The Buckeyes host Michigan State on Saturday, then go to Penn State, have Wisconsin and Illinois at home and finish up at Michigan.

“It’s an honor to be considered among the top teams in the country, but it doesn’t mean anything until the last game of the season,” linebacker James Laurinaitis said. “We found that out last year. We need to focus and take care of Michigan State and the work ahead of us in the Big Ten.”

Ohio State was No. 1 all season in 2006, then lost the national title game to Florida and finished No. 2.

The Buckeyes have rolled through their first seven games on the strength of the nation’s best defense. Led by Laurinaitis, fellow linebacker Marcus Freeman and stout lineman Vernon Gholston, Ohio State is allowing only 6.6 points and 212 yards per game.

The quality of the Buckeyes’ competition has been sketchy. They’ve beaten three overmatched teams from Ohio — Youngstown State, Akron and Kent State, won at Washington and swept by Northwestern, Minnesota and Purdue in the Big Ten.

But while so many highly ranked teams have slipped against underdogs, the Buckeyes just keep winning — even with much of their offensive firepower from last season in the NFL.

Heisman-winning quarterback Troy Smith, tailback Antonio Pittman and wide receivers and kick returners Ted Ginn Jr. and Anthony Gonzalez were all capable of turning a small defensive mistake into a touchdown.

Still, the big play remains a big part of Ohio State’s game, with first-year starting quarterback Todd Boeckman directing the offense and running back Chris Wells providing muscle and speed.

The Buckeyes have had 43 plays of 20 or more yards. Those long gainers did most of the damage in Ohio State’s 48-3 victory over Kent State on Saturday.

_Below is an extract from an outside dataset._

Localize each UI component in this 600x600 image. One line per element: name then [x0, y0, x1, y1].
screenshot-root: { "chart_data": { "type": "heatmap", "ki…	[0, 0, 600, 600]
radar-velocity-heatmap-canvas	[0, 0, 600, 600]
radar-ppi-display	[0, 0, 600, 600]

With the Buckeyes holding a 7-0 lead early in the second quarter, Kent State was forced to punt on fourth-and-16 at the Ohio State 47. Jake Kilroy’s punt went to Brian Hartline at the 10, where he pivoted and then raced to the right sideline.

Kent State’s Kirk Belgrave had a clean shot at Hartline but stumbled and fell.

Once Hartline turned the corner, no one came close to tackling him.

“It’s not a single-man thing,” Hartline said. “There is lots of dirty work being done.”

The return erased the Ohio State record of 87 yards set by Robert Demmel in 1950 against Iowa.

Later in the second quarter, Kent State faced a second-and-3 at the Ohio State 35 when Julian Edelman took a three-step drop and threw toward the right sideline for wide receiver Phil Garner.

Edelman’s pass was slightly underthrown and behind Garner, with cornerback Donald Washington picking it off and racing 70 yards for the score to make it 28-0.

“You get all those people cheering — and you’re doing something great for the team — and that’s a dream come true,” Washington said.

Sort of like being No. 1 in a rebuilding year.